En el preciso momento en que mi marido acababa de pronunciar esas palabras, levanté la mirada y me encontré con que, justo delante de nosotros, había una treintañera pelirroja y delgada. La manada de turistas continuaba rodeándonos, gente de todas las edades, tamaños y colores avanzaba a empujones hacia el norte y hacia el sur por el entarimado del paseo. Todos parecían moverse menos Richard, la pelirroja y yo. Supongo que los que aporreaban los bongós, las marimbas y las botellas vacías no cejaran, pero en mi recuerdo es como si se hubiera hecho un gran silencio mientras los tres permanecíamos allí, de pie, mirándonos. «¿Margie?», preguntó Richard, y la mujer contestó tranquilamente: «¿Richard?» Mi marido logró reaccionar y le dijo: «¡Pero qué sorpresa! En este momento le estaba hablando de ti a mi mujer».

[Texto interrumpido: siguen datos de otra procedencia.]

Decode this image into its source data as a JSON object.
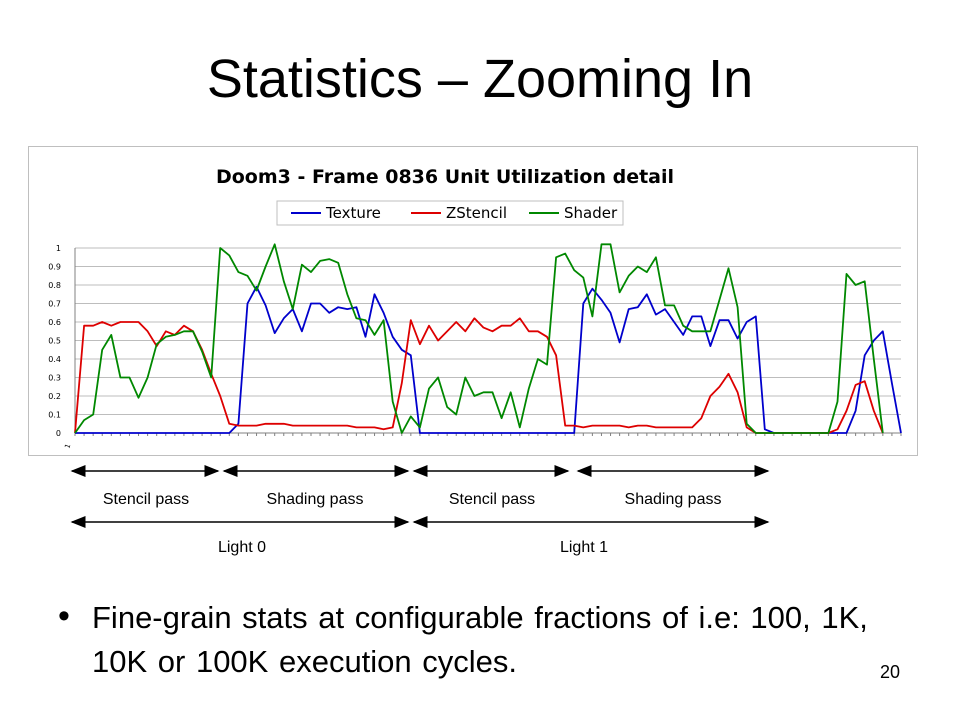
{
  "slide": {
    "title": "Statistics – Zooming In",
    "bullet": "Fine-grain stats at configurable fractions of i.e: 100, 1K, 10K or 100K execution cycles.",
    "page_number": "20"
  },
  "annotations": {
    "passes": [
      "Stencil pass",
      "Shading pass",
      "Stencil pass",
      "Shading pass"
    ],
    "lights": [
      "Light 0",
      "Light 1"
    ]
  },
  "chart_data": {
    "type": "line",
    "title": "Doom3 - Frame 0836 Unit Utilization detail",
    "xlabel": "",
    "ylabel": "",
    "ylim": [
      0,
      1
    ],
    "yticks": [
      "0",
      "0.1",
      "0.2",
      "0.3",
      "0.4",
      "0.5",
      "0.6",
      "0.7",
      "0.8",
      "0.9",
      "1"
    ],
    "x_first_label": "1",
    "grid": true,
    "legend": "top",
    "series": [
      {
        "name": "Texture",
        "color": "#0000cc",
        "values": [
          0,
          0,
          0,
          0,
          0,
          0,
          0,
          0,
          0,
          0,
          0,
          0,
          0,
          0,
          0,
          0,
          0,
          0,
          0.05,
          0.7,
          0.79,
          0.69,
          0.54,
          0.62,
          0.67,
          0.55,
          0.7,
          0.7,
          0.65,
          0.68,
          0.67,
          0.68,
          0.52,
          0.75,
          0.65,
          0.52,
          0.45,
          0.42,
          0,
          0,
          0,
          0,
          0,
          0,
          0,
          0,
          0,
          0,
          0,
          0,
          0,
          0,
          0,
          0,
          0,
          0,
          0.7,
          0.78,
          0.72,
          0.65,
          0.49,
          0.67,
          0.68,
          0.75,
          0.64,
          0.67,
          0.6,
          0.53,
          0.63,
          0.63,
          0.47,
          0.61,
          0.61,
          0.51,
          0.6,
          0.63,
          0.02,
          0,
          0,
          0,
          0,
          0,
          0,
          0,
          0,
          0,
          0.12,
          0.42,
          0.5,
          0.55,
          0.27,
          0
        ]
      },
      {
        "name": "ZStencil",
        "color": "#dd0000",
        "values": [
          0,
          0.58,
          0.58,
          0.6,
          0.58,
          0.6,
          0.6,
          0.6,
          0.55,
          0.47,
          0.55,
          0.53,
          0.58,
          0.55,
          0.45,
          0.32,
          0.2,
          0.05,
          0.04,
          0.04,
          0.04,
          0.05,
          0.05,
          0.05,
          0.04,
          0.04,
          0.04,
          0.04,
          0.04,
          0.04,
          0.04,
          0.03,
          0.03,
          0.03,
          0.02,
          0.03,
          0.27,
          0.61,
          0.48,
          0.58,
          0.5,
          0.55,
          0.6,
          0.55,
          0.62,
          0.57,
          0.55,
          0.58,
          0.58,
          0.62,
          0.55,
          0.55,
          0.52,
          0.42,
          0.04,
          0.04,
          0.03,
          0.04,
          0.04,
          0.04,
          0.04,
          0.03,
          0.04,
          0.04,
          0.03,
          0.03,
          0.03,
          0.03,
          0.03,
          0.08,
          0.2,
          0.25,
          0.32,
          0.22,
          0.03,
          0,
          0,
          0,
          0,
          0,
          0,
          0,
          0,
          0,
          0.02,
          0.12,
          0.26,
          0.28,
          0.12,
          0
        ]
      },
      {
        "name": "Shader",
        "color": "#008800",
        "values": [
          0,
          0.07,
          0.1,
          0.45,
          0.53,
          0.3,
          0.3,
          0.19,
          0.3,
          0.48,
          0.52,
          0.53,
          0.55,
          0.55,
          0.44,
          0.3,
          1,
          0.96,
          0.87,
          0.85,
          0.77,
          0.9,
          1.02,
          0.82,
          0.67,
          0.91,
          0.87,
          0.93,
          0.94,
          0.92,
          0.75,
          0.62,
          0.61,
          0.53,
          0.61,
          0.17,
          0,
          0.09,
          0.03,
          0.24,
          0.3,
          0.14,
          0.1,
          0.3,
          0.2,
          0.22,
          0.22,
          0.08,
          0.22,
          0.03,
          0.24,
          0.4,
          0.37,
          0.95,
          0.97,
          0.88,
          0.84,
          0.63,
          1.02,
          1.02,
          0.76,
          0.85,
          0.9,
          0.87,
          0.95,
          0.69,
          0.69,
          0.58,
          0.55,
          0.55,
          0.55,
          0.72,
          0.89,
          0.68,
          0.05,
          0,
          0,
          0,
          0,
          0,
          0,
          0,
          0,
          0,
          0.17,
          0.86,
          0.8,
          0.82,
          0.4,
          0
        ]
      }
    ]
  }
}
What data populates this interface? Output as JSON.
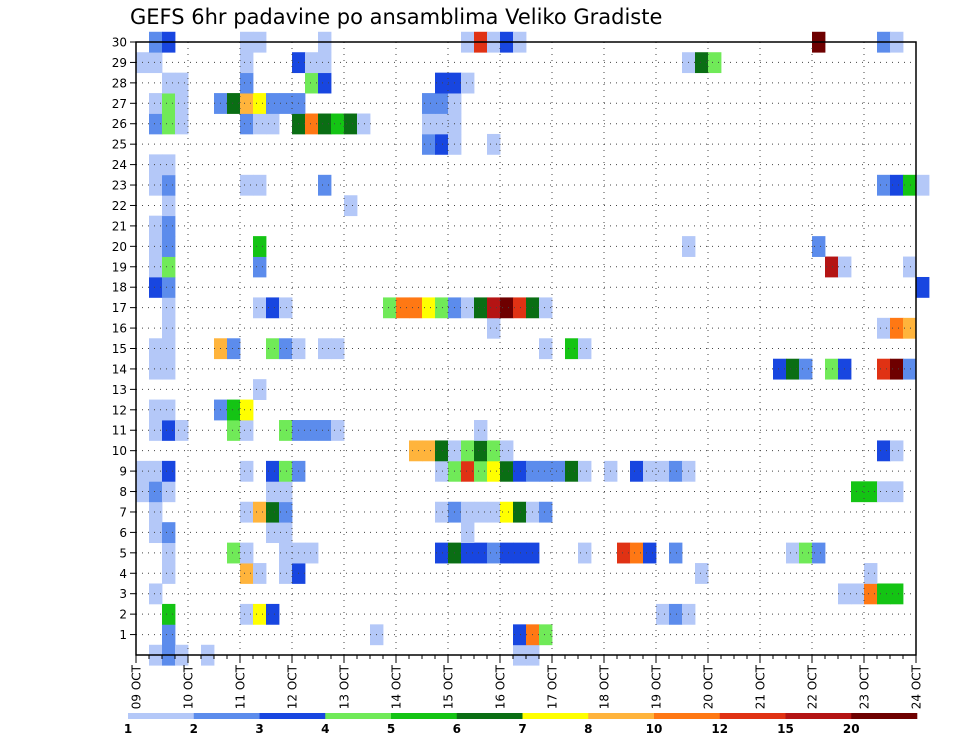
{
  "chart_data": {
    "type": "heatmap",
    "title": "GEFS 6hr padavine po ansamblima Veliko Gradiste",
    "xlabel": "",
    "ylabel": "",
    "x_ticks": [
      "09 OCT",
      "10 OCT",
      "11 OCT",
      "12 OCT",
      "13 OCT",
      "14 OCT",
      "15 OCT",
      "16 OCT",
      "17 OCT",
      "18 OCT",
      "19 OCT",
      "20 OCT",
      "21 OCT",
      "22 OCT",
      "23 OCT",
      "24 OCT"
    ],
    "y_ticks": [
      "1",
      "2",
      "3",
      "4",
      "5",
      "6",
      "7",
      "8",
      "9",
      "10",
      "11",
      "12",
      "13",
      "14",
      "15",
      "16",
      "17",
      "18",
      "19",
      "20",
      "21",
      "22",
      "23",
      "24",
      "25",
      "26",
      "27",
      "28",
      "29",
      "30"
    ],
    "ylim": [
      0,
      30
    ],
    "grid": true,
    "colorbar": {
      "labels": [
        "1",
        "2",
        "3",
        "4",
        "5",
        "6",
        "7",
        "8",
        "10",
        "12",
        "15",
        "20"
      ],
      "colors": [
        "#b4c8f8",
        "#5c8cec",
        "#1846e0",
        "#70ea58",
        "#14c414",
        "#0a6e14",
        "#ffff00",
        "#ffb43c",
        "#ff7814",
        "#e03214",
        "#b41414",
        "#6e0000"
      ]
    },
    "cell_rows": [
      {
        "member": 0,
        "cells": [
          [
            1,
            1
          ],
          [
            2,
            2
          ],
          [
            3,
            1
          ],
          [
            5,
            1
          ],
          [
            29,
            1
          ],
          [
            30,
            1
          ]
        ]
      },
      {
        "member": 1,
        "cells": [
          [
            2,
            2
          ],
          [
            18,
            1
          ],
          [
            29,
            3
          ],
          [
            30,
            9
          ],
          [
            31,
            4
          ]
        ]
      },
      {
        "member": 2,
        "cells": [
          [
            2,
            5
          ],
          [
            8,
            1
          ],
          [
            9,
            7
          ],
          [
            10,
            3
          ],
          [
            40,
            1
          ],
          [
            41,
            2
          ],
          [
            42,
            1
          ]
        ]
      },
      {
        "member": 3,
        "cells": [
          [
            1,
            1
          ],
          [
            54,
            1
          ],
          [
            55,
            1
          ],
          [
            56,
            9
          ],
          [
            57,
            5
          ],
          [
            58,
            5
          ]
        ]
      },
      {
        "member": 4,
        "cells": [
          [
            2,
            1
          ],
          [
            8,
            8
          ],
          [
            9,
            1
          ],
          [
            11,
            1
          ],
          [
            12,
            3
          ],
          [
            43,
            1
          ],
          [
            56,
            1
          ]
        ]
      },
      {
        "member": 5,
        "cells": [
          [
            2,
            1
          ],
          [
            7,
            4
          ],
          [
            8,
            1
          ],
          [
            11,
            1
          ],
          [
            12,
            1
          ],
          [
            13,
            1
          ],
          [
            23,
            3
          ],
          [
            24,
            6
          ],
          [
            25,
            3
          ],
          [
            26,
            3
          ],
          [
            27,
            2
          ],
          [
            28,
            3
          ],
          [
            29,
            3
          ],
          [
            30,
            3
          ],
          [
            34,
            1
          ],
          [
            37,
            10
          ],
          [
            38,
            9
          ],
          [
            39,
            3
          ],
          [
            41,
            2
          ],
          [
            50,
            1
          ],
          [
            51,
            4
          ],
          [
            52,
            2
          ]
        ]
      },
      {
        "member": 6,
        "cells": [
          [
            1,
            1
          ],
          [
            2,
            2
          ],
          [
            10,
            1
          ],
          [
            11,
            1
          ],
          [
            25,
            1
          ]
        ]
      },
      {
        "member": 7,
        "cells": [
          [
            1,
            1
          ],
          [
            8,
            1
          ],
          [
            9,
            8
          ],
          [
            10,
            6
          ],
          [
            11,
            2
          ],
          [
            23,
            1
          ],
          [
            24,
            2
          ],
          [
            25,
            1
          ],
          [
            26,
            1
          ],
          [
            27,
            1
          ],
          [
            28,
            7
          ],
          [
            29,
            6
          ],
          [
            30,
            1
          ],
          [
            31,
            2
          ]
        ]
      },
      {
        "member": 8,
        "cells": [
          [
            0,
            1
          ],
          [
            1,
            2
          ],
          [
            2,
            1
          ],
          [
            10,
            1
          ],
          [
            11,
            1
          ],
          [
            55,
            5
          ],
          [
            56,
            5
          ],
          [
            57,
            1
          ],
          [
            58,
            1
          ]
        ]
      },
      {
        "member": 9,
        "cells": [
          [
            0,
            1
          ],
          [
            1,
            1
          ],
          [
            2,
            3
          ],
          [
            8,
            1
          ],
          [
            10,
            3
          ],
          [
            11,
            4
          ],
          [
            12,
            2
          ],
          [
            23,
            1
          ],
          [
            24,
            4
          ],
          [
            25,
            10
          ],
          [
            26,
            4
          ],
          [
            27,
            7
          ],
          [
            28,
            6
          ],
          [
            29,
            3
          ],
          [
            30,
            2
          ],
          [
            31,
            2
          ],
          [
            32,
            2
          ],
          [
            33,
            6
          ],
          [
            34,
            1
          ],
          [
            36,
            1
          ],
          [
            38,
            3
          ],
          [
            39,
            1
          ],
          [
            40,
            1
          ],
          [
            41,
            2
          ],
          [
            42,
            1
          ]
        ]
      },
      {
        "member": 10,
        "cells": [
          [
            21,
            8
          ],
          [
            22,
            8
          ],
          [
            23,
            6
          ],
          [
            24,
            1
          ],
          [
            25,
            4
          ],
          [
            26,
            6
          ],
          [
            27,
            4
          ],
          [
            28,
            1
          ],
          [
            57,
            3
          ],
          [
            58,
            1
          ]
        ]
      },
      {
        "member": 11,
        "cells": [
          [
            1,
            1
          ],
          [
            2,
            3
          ],
          [
            3,
            1
          ],
          [
            7,
            4
          ],
          [
            8,
            1
          ],
          [
            11,
            4
          ],
          [
            12,
            2
          ],
          [
            13,
            2
          ],
          [
            14,
            2
          ],
          [
            15,
            1
          ],
          [
            26,
            1
          ]
        ]
      },
      {
        "member": 12,
        "cells": [
          [
            1,
            1
          ],
          [
            2,
            1
          ],
          [
            6,
            2
          ],
          [
            7,
            5
          ],
          [
            8,
            7
          ]
        ]
      },
      {
        "member": 13,
        "cells": [
          [
            9,
            1
          ]
        ]
      },
      {
        "member": 14,
        "cells": [
          [
            1,
            1
          ],
          [
            2,
            1
          ],
          [
            49,
            3
          ],
          [
            50,
            6
          ],
          [
            51,
            2
          ],
          [
            53,
            4
          ],
          [
            54,
            3
          ],
          [
            57,
            10
          ],
          [
            58,
            12
          ],
          [
            59,
            2
          ]
        ]
      },
      {
        "member": 15,
        "cells": [
          [
            1,
            1
          ],
          [
            2,
            1
          ],
          [
            6,
            8
          ],
          [
            7,
            2
          ],
          [
            10,
            4
          ],
          [
            11,
            2
          ],
          [
            12,
            1
          ],
          [
            14,
            1
          ],
          [
            15,
            1
          ],
          [
            31,
            1
          ],
          [
            33,
            5
          ],
          [
            34,
            1
          ]
        ]
      },
      {
        "member": 16,
        "cells": [
          [
            2,
            1
          ],
          [
            27,
            1
          ],
          [
            57,
            1
          ],
          [
            58,
            9
          ],
          [
            59,
            8
          ]
        ]
      },
      {
        "member": 17,
        "cells": [
          [
            2,
            1
          ],
          [
            9,
            1
          ],
          [
            10,
            3
          ],
          [
            11,
            1
          ],
          [
            19,
            4
          ],
          [
            20,
            9
          ],
          [
            21,
            9
          ],
          [
            22,
            7
          ],
          [
            23,
            4
          ],
          [
            24,
            2
          ],
          [
            25,
            1
          ],
          [
            26,
            6
          ],
          [
            27,
            11
          ],
          [
            28,
            12
          ],
          [
            29,
            10
          ],
          [
            30,
            6
          ],
          [
            31,
            1
          ]
        ]
      },
      {
        "member": 18,
        "cells": [
          [
            1,
            3
          ],
          [
            2,
            2
          ],
          [
            60,
            3
          ]
        ]
      },
      {
        "member": 19,
        "cells": [
          [
            1,
            1
          ],
          [
            2,
            4
          ],
          [
            9,
            2
          ],
          [
            53,
            11
          ],
          [
            54,
            1
          ],
          [
            59,
            1
          ]
        ]
      },
      {
        "member": 20,
        "cells": [
          [
            1,
            1
          ],
          [
            2,
            2
          ],
          [
            9,
            5
          ],
          [
            42,
            1
          ],
          [
            52,
            2
          ]
        ]
      },
      {
        "member": 21,
        "cells": [
          [
            1,
            1
          ],
          [
            2,
            2
          ]
        ]
      },
      {
        "member": 22,
        "cells": [
          [
            2,
            1
          ],
          [
            16,
            1
          ]
        ]
      },
      {
        "member": 23,
        "cells": [
          [
            1,
            1
          ],
          [
            2,
            2
          ],
          [
            8,
            1
          ],
          [
            9,
            1
          ],
          [
            14,
            2
          ],
          [
            57,
            2
          ],
          [
            58,
            3
          ],
          [
            59,
            5
          ],
          [
            60,
            1
          ]
        ]
      },
      {
        "member": 24,
        "cells": [
          [
            1,
            1
          ],
          [
            2,
            1
          ]
        ]
      },
      {
        "member": 25,
        "cells": [
          [
            22,
            2
          ],
          [
            23,
            3
          ],
          [
            24,
            1
          ],
          [
            27,
            1
          ]
        ]
      },
      {
        "member": 26,
        "cells": [
          [
            1,
            2
          ],
          [
            2,
            4
          ],
          [
            3,
            1
          ],
          [
            8,
            2
          ],
          [
            9,
            1
          ],
          [
            10,
            1
          ],
          [
            12,
            6
          ],
          [
            13,
            9
          ],
          [
            14,
            6
          ],
          [
            15,
            5
          ],
          [
            16,
            6
          ],
          [
            17,
            1
          ],
          [
            22,
            1
          ],
          [
            23,
            1
          ],
          [
            24,
            1
          ]
        ]
      },
      {
        "member": 27,
        "cells": [
          [
            1,
            1
          ],
          [
            2,
            4
          ],
          [
            3,
            1
          ],
          [
            6,
            2
          ],
          [
            7,
            6
          ],
          [
            8,
            8
          ],
          [
            9,
            7
          ],
          [
            10,
            2
          ],
          [
            11,
            2
          ],
          [
            12,
            2
          ],
          [
            22,
            2
          ],
          [
            23,
            2
          ],
          [
            24,
            1
          ]
        ]
      },
      {
        "member": 28,
        "cells": [
          [
            2,
            1
          ],
          [
            3,
            1
          ],
          [
            8,
            2
          ],
          [
            13,
            4
          ],
          [
            14,
            3
          ],
          [
            23,
            3
          ],
          [
            24,
            3
          ],
          [
            25,
            1
          ]
        ]
      },
      {
        "member": 29,
        "cells": [
          [
            0,
            1
          ],
          [
            1,
            1
          ],
          [
            8,
            1
          ],
          [
            12,
            3
          ],
          [
            13,
            1
          ],
          [
            14,
            1
          ],
          [
            42,
            1
          ],
          [
            43,
            6
          ],
          [
            44,
            4
          ]
        ]
      },
      {
        "member": 30,
        "cells": [
          [
            1,
            2
          ],
          [
            2,
            3
          ],
          [
            8,
            1
          ],
          [
            9,
            1
          ],
          [
            14,
            1
          ],
          [
            25,
            1
          ],
          [
            26,
            10
          ],
          [
            27,
            1
          ],
          [
            28,
            3
          ],
          [
            29,
            1
          ],
          [
            52,
            12
          ],
          [
            57,
            2
          ],
          [
            58,
            1
          ]
        ]
      }
    ]
  }
}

Esta es una historia verídica, habían pasado diecisiete años desde la última vez que Richard y Margie se habían visto, cuando todavía eran adolescentes en Nueva Jersey. Pero aquí no acaba mi historia. Han pasado diecisiete años desde el día en que ocurrieron estos hechos y ahora sé que la aparición casi milagrosa de Margie no es el único final de esta historia. No es más que el final que mi marido y yo contamos en las cenas y en las fiestas. Para ser sincera, creo que la historia tiene que incluir el hecho de que aquel día tampoco fallaron mis presentimientos respecto a mi hijo. Su redacción no había sido solamente producto de su furia, sino también la manifestación de un cambio en su vida: un cambio hacia un futuro más oscuro y difícil que, hasta el día de hoy, no se ha resuelto satisfactoriamente.
Al pasar los años, cada vez que mi marido y yo nos acordábamos de nuestro encuentro con Margie, nos solíamos preguntar: ¿Qué posibilidades existen de que suceda algo así? Ahora sólo me gustaría saber: ¿Qué posibilidades existen de que esta historia tenga un final feliz?